Many people were sitting around Jesus. They said to him, "Your mother and brothers are waiting for you outside." Jesus asked, "Who is my mother? Who are my brothers?" Then Jesus looked at those people sitting around him. He said, "These people are my mother and my brothers! My true brother and sister and mother are those people that do the things God wants."

One can’t love Christ and despise one’s brother(or sister!). Communities that are lights don’t define themselves based upon propositions, but upon devotion.  If we claim to worship Christ, we accept the differences among us not as challenges but as a sign the Holy Spirit is stirring things up. Of course not all that manifests itself in a community is the working of the Holy Spirit; that is why it is so important that everyone look to him or herself and humbly submit to the discernment of the larger community. It isn’t perfect, and sin and imperfections will always exist, but there is “light” if each of us recognizes a higher power other than simply strong opinions that must be defended at the expense of unity. How do we reverse divison?

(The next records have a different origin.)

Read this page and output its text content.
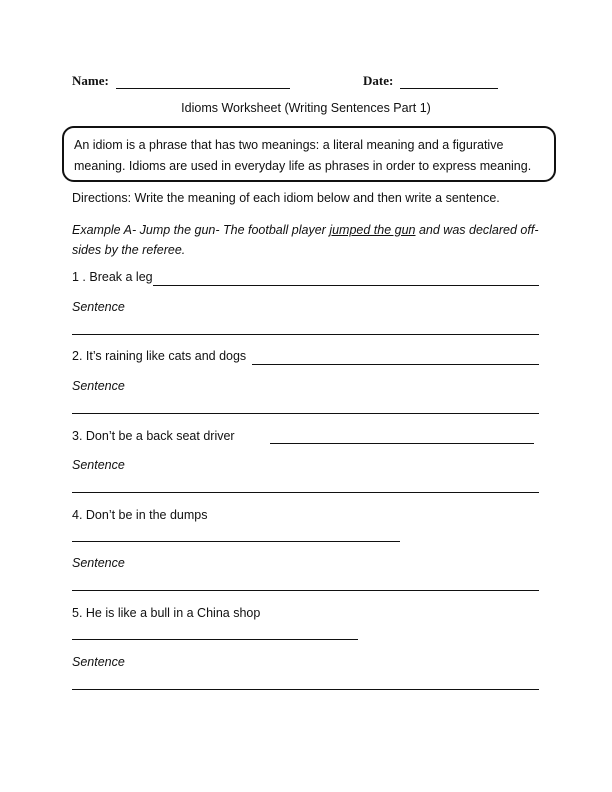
Name:	Date:
Idioms Worksheet (Writing Sentences Part 1)
An idiom is a phrase that has two meanings: a literal meaning and a figurative meaning. Idioms are used in everyday life as phrases in order to express meaning.
Directions: Write the meaning of each idiom below and then write a sentence.
Example A- Jump the gun- The football player jumped the gun and was declared off-sides by the referee.
1 . Break a leg
Sentence
2. It’s raining like cats and dogs
Sentence
3. Don’t be a back seat driver
Sentence
4. Don’t be in the dumps
Sentence
5. He is like a bull in a China shop
Sentence
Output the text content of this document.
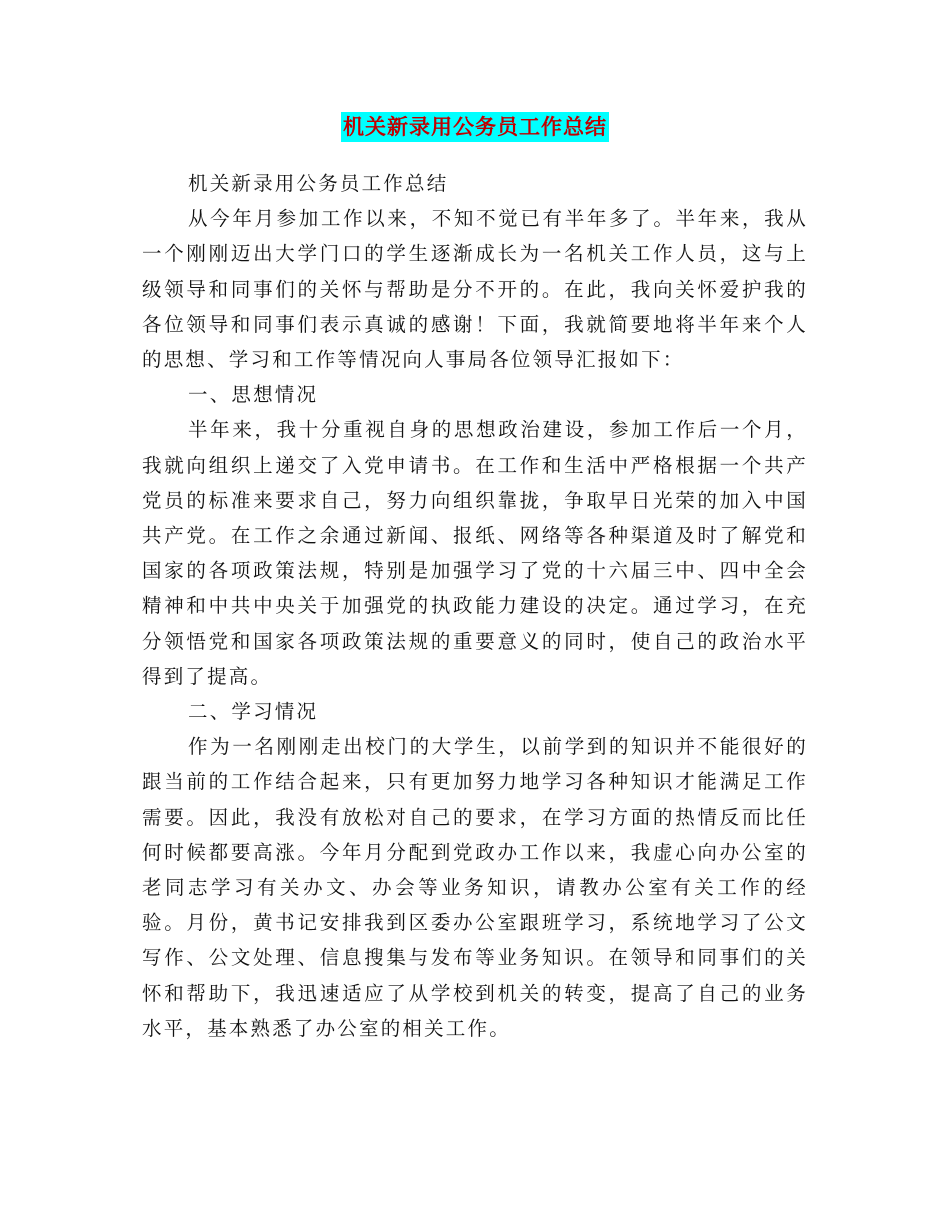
机关新录用公务员工作总结

机关新录用公务员工作总结

从今年月参加工作以来，不知不觉已有半年多了。半年来，我从一个刚刚迈出大学门口的学生逐渐成长为一名机关工作人员，这与上级领导和同事们的关怀与帮助是分不开的。在此，我向关怀爱护我的各位领导和同事们表示真诚的感谢！下面，我就简要地将半年来个人的思想、学习和工作等情况向人事局各位领导汇报如下：

一、思想情况

半年来，我十分重视自身的思想政治建设，参加工作后一个月，我就向组织上递交了入党申请书。在工作和生活中严格根据一个共产党员的标准来要求自己，努力向组织靠拢，争取早日光荣的加入中国共产党。在工作之余通过新闻、报纸、网络等各种渠道及时了解党和国家的各项政策法规，特别是加强学习了党的十六届三中、四中全会精神和中共中央关于加强党的执政能力建设的决定。通过学习，在充分领悟党和国家各项政策法规的重要意义的同时，使自己的政治水平得到了提高。

二、学习情况

作为一名刚刚走出校门的大学生，以前学到的知识并不能很好的跟当前的工作结合起来，只有更加努力地学习各种知识才能满足工作需要。因此，我没有放松对自己的要求，在学习方面的热情反而比任何时候都要高涨。今年月分配到党政办工作以来，我虚心向办公室的老同志学习有关办文、办会等业务知识，请教办公室有关工作的经验。月份，黄书记安排我到区委办公室跟班学习，系统地学习了公文写作、公文处理、信息搜集与发布等业务知识。在领导和同事们的关怀和帮助下，我迅速适应了从学校到机关的转变，提高了自己的业务水平，基本熟悉了办公室的相关工作。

We break down barriers by moving away from our well-defined groups to seek communion with those who claim our ideals and devotion but with whom there is disagreement. We also break down barriers by listening more attentively to one another within our denominational community.  Most fundamental of all, though, is the devotion of each member to prayer, to listening to the voice of God and seeking out that voice in one another.

The kingdom of heaven isn’t built by asking others to give up their lights to one among you who claims will “light the way”, but by drawing closer to one another, and sharing the lights that were given to each of you at baptism and continue to burn brightly this very day.